The best a Republican presidential candidate has done among Hispanics in the last 40 years is George W. Bush, who collected north of 40% of the vote in 2004 — though the exact figure has been heatedly debated.

Mr. Trump earned 28% in 2016 and 32% in 2020, defying the predictions of many prognosticators who said his tough immigration policies would send him in the other direction.

Alfonso Aguilar, director of Hispanic Engagement at the American Principles Project, said Democrats have become too extreme for the community.

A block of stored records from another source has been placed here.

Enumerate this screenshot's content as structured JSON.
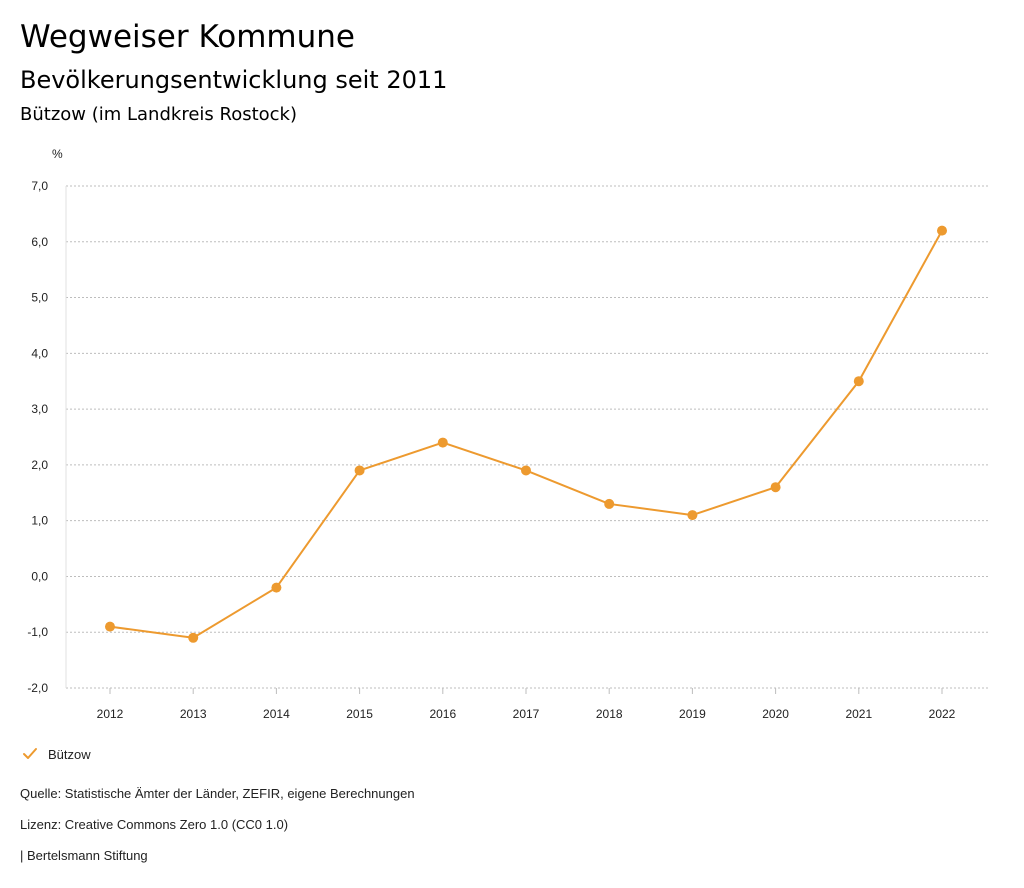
{
  "header": {
    "title": "Wegweiser Kommune",
    "subtitle": "Bevölkerungsentwicklung seit 2011",
    "location": "Bützow (im Landkreis Rostock)"
  },
  "chart_data": {
    "type": "line",
    "x": [
      "2012",
      "2013",
      "2014",
      "2015",
      "2016",
      "2017",
      "2018",
      "2019",
      "2020",
      "2021",
      "2022"
    ],
    "series": [
      {
        "name": "Bützow",
        "values": [
          -0.9,
          -1.1,
          -0.2,
          1.9,
          2.4,
          1.9,
          1.3,
          1.1,
          1.6,
          3.5,
          6.2
        ],
        "color": "#ed9a2f"
      }
    ],
    "ylabel": "%",
    "ylim": [
      -2.0,
      7.0
    ],
    "yticks": [
      "-2,0",
      "-1,0",
      "0,0",
      "1,0",
      "2,0",
      "3,0",
      "4,0",
      "5,0",
      "6,0",
      "7,0"
    ],
    "grid": true,
    "legend_position": "bottom-left"
  },
  "legend": {
    "icon": "checkmark-icon"
  },
  "footer": {
    "source": "Quelle: Statistische Ämter der Länder, ZEFIR, eigene Berechnungen",
    "license": "Lizenz: Creative Commons Zero 1.0 (CC0 1.0)",
    "publisher": "| Bertelsmann Stiftung"
  }
}
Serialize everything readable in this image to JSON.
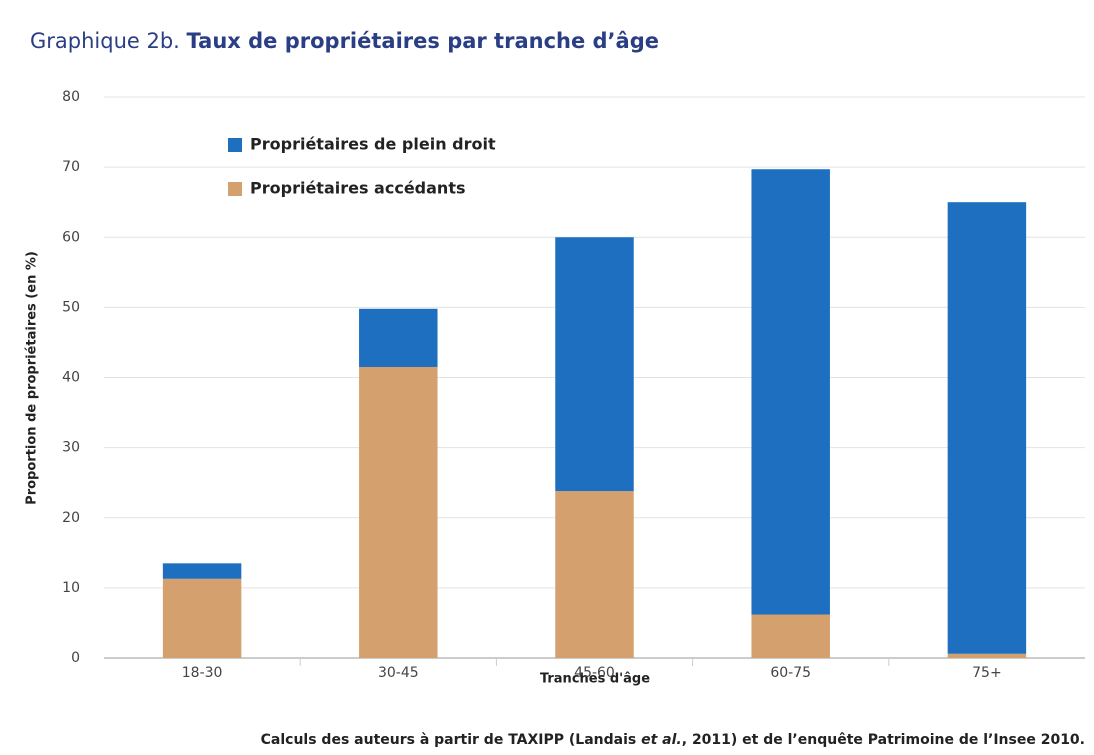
{
  "chart_data": {
    "type": "stacked_bar",
    "title_number": "Graphique 2b.",
    "title": "Taux de propriétaires par tranche d’âge",
    "ylabel": "Proportion de propriétaires (en %)",
    "xlabel": "Tranches d'âge",
    "source": [
      "Calculs des auteurs à partir de TAXIPP (Landais ",
      "et al.",
      ", 2011) et de l’enquête Patrimoine de l’Insee 2010."
    ],
    "categories": [
      "18-30",
      "30-45",
      "45-60",
      "60-75",
      "75+"
    ],
    "series": [
      {
        "name": "Propriétaires de plein droit",
        "color": "#1f6fc0",
        "values": [
          2.2,
          8.3,
          36.2,
          63.5,
          64.4
        ]
      },
      {
        "name": "Propriétaires accédants",
        "color": "#d4a06e",
        "values": [
          11.3,
          41.5,
          23.8,
          6.2,
          0.6
        ]
      }
    ],
    "ylim": [
      0,
      80
    ],
    "yticks": [
      0,
      10,
      20,
      30,
      40,
      50,
      60,
      70,
      80
    ],
    "grid": true,
    "legend": "upper left"
  }
}
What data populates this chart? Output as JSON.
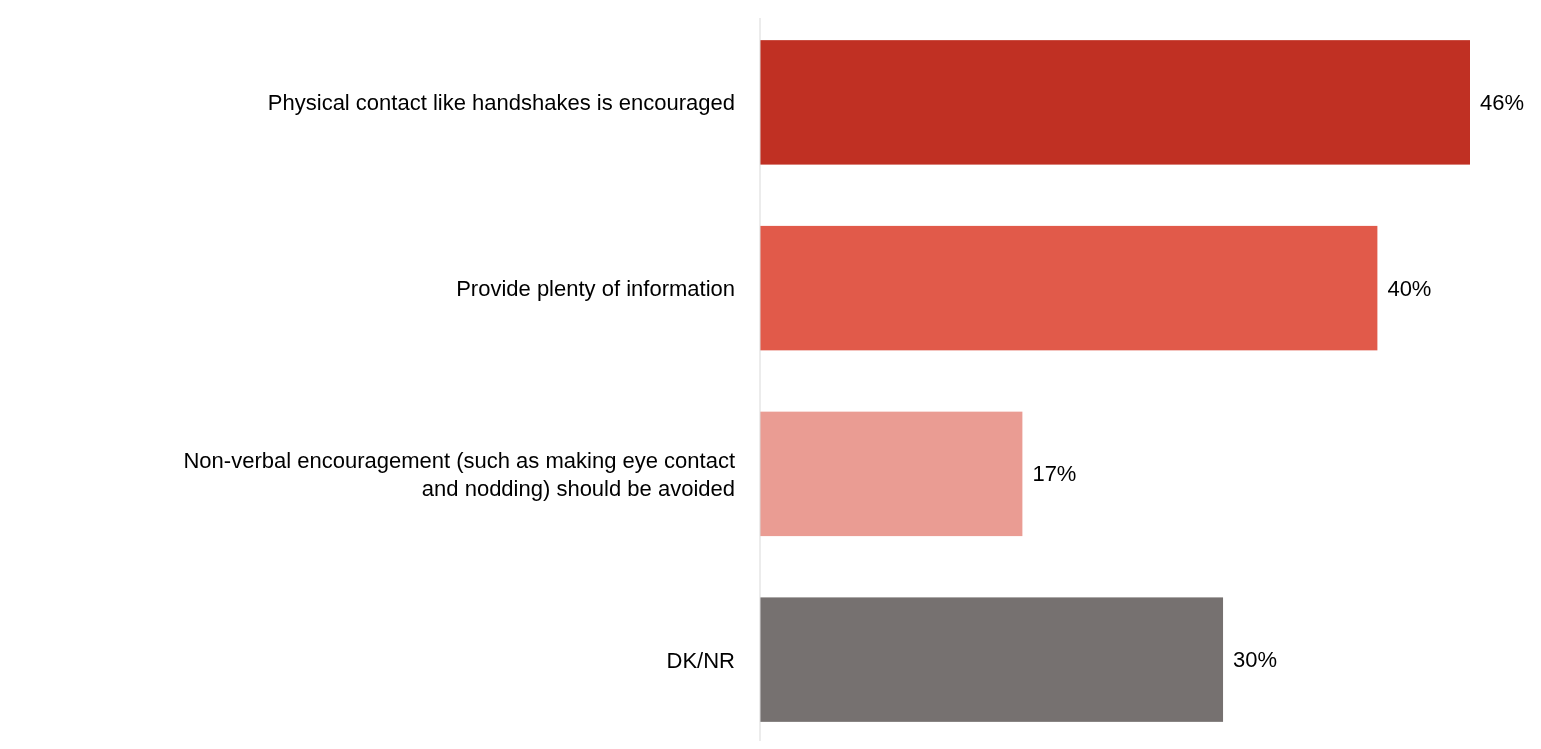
{
  "chart_data": {
    "type": "bar",
    "orientation": "horizontal",
    "categories": [
      "Physical contact like handshakes is encouraged",
      "Provide plenty of information",
      "Non-verbal encouragement (such as making eye contact and nodding) should be avoided",
      "DK/NR"
    ],
    "values": [
      46,
      40,
      17,
      30
    ],
    "colors": [
      "#c03023",
      "#e15a4a",
      "#ea9c93",
      "#767170"
    ],
    "value_labels": [
      "46%",
      "40%",
      "17%",
      "30%"
    ]
  }
}
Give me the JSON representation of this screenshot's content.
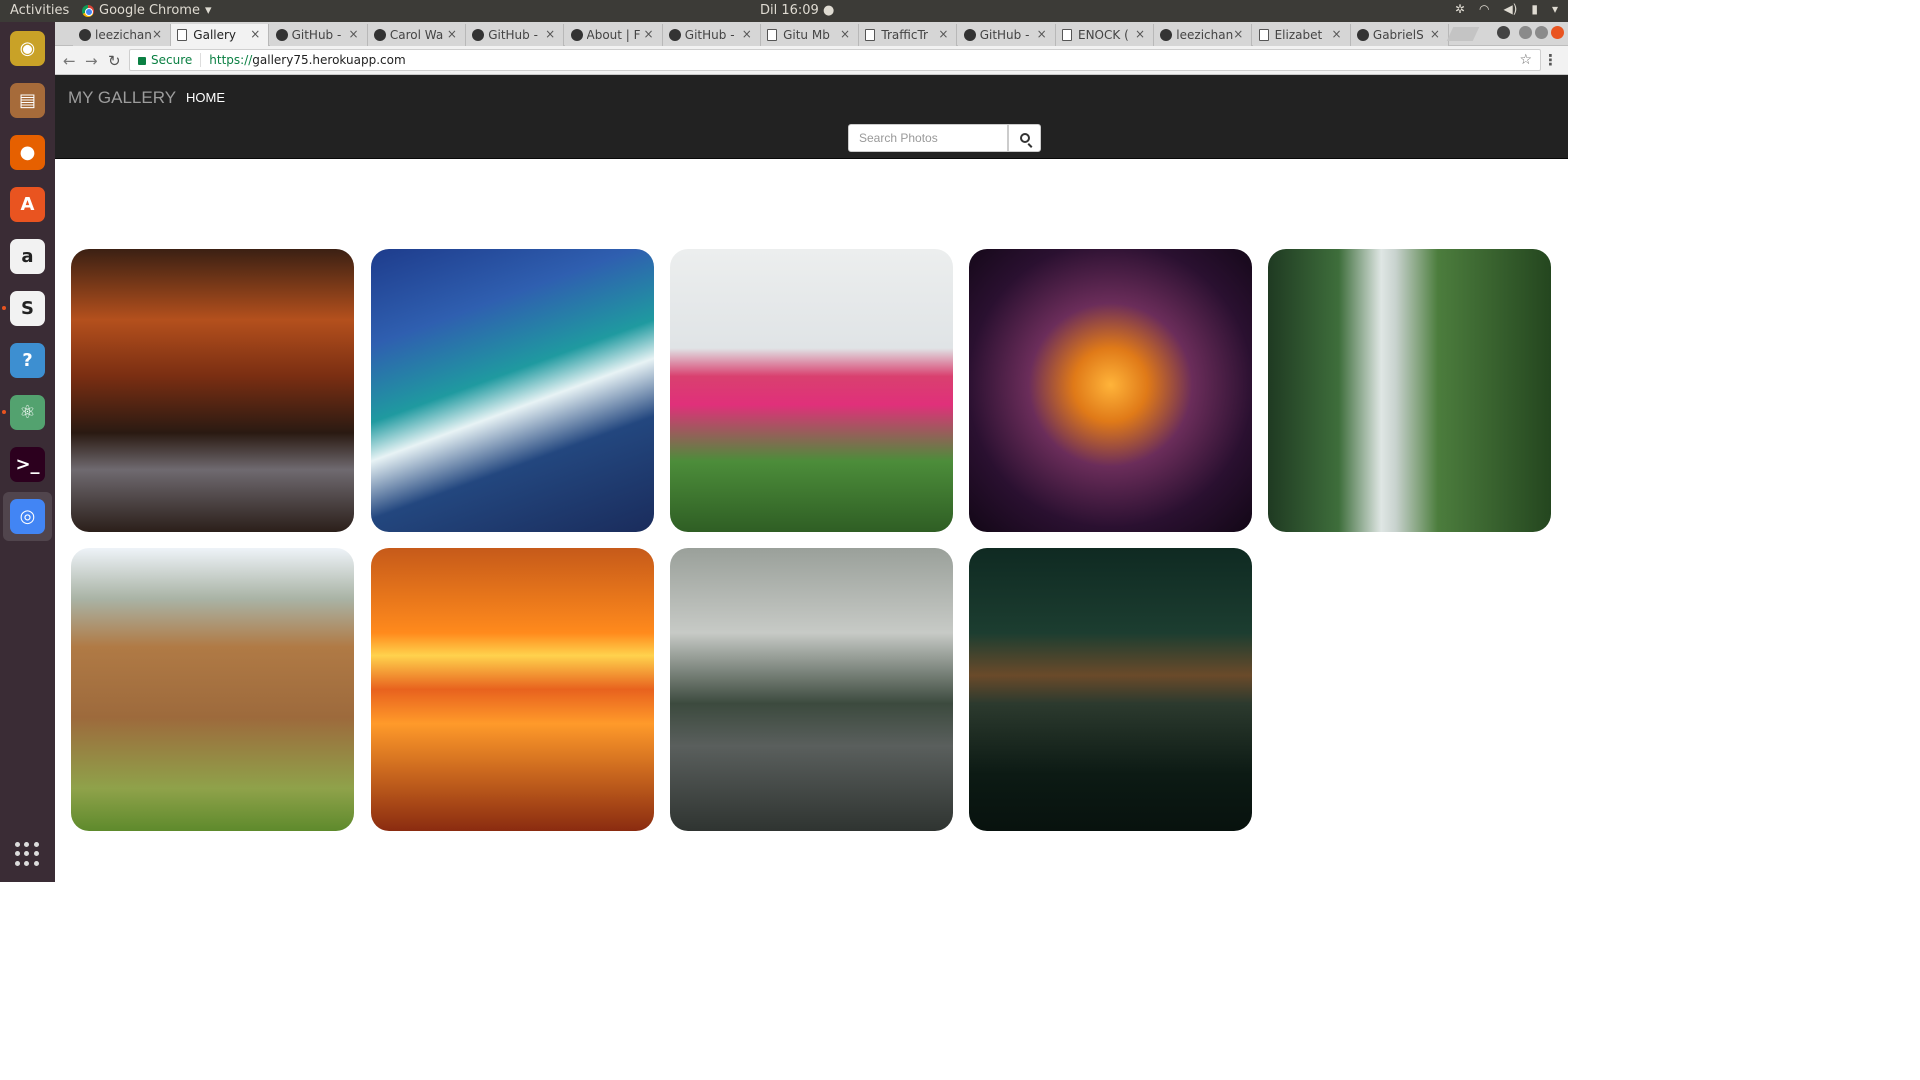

“Of course, this shouldn’t be a surprise,” he said. “Hispanics, like most Americans, don’t agree with the radical idea that men can magically become women, and vice versa. They want to protect their children from being indoctrinated into gender confusion in schools and being preyed upon by a transgender industry eager to turn them into lifelong medical patients.”

Ted Pappageorge, Secretary-Treasurer of the Culinary Workers Union Local 226 in Las Vegas, whose membership is 60 percent Latino and 60 percent women, said Mr. Biden has started to energize working-class voters by taking on big cooperations and still has plenty of time to rally Latinos to his side.

“The key is he is a working-class guy,” Mr. Pappageorge said of Mr. Biden. “Trump is the boss, he’s an owner. So when we talk to working-class voters, Latino voters, if you have that conversation, there’s an opportunity to win.”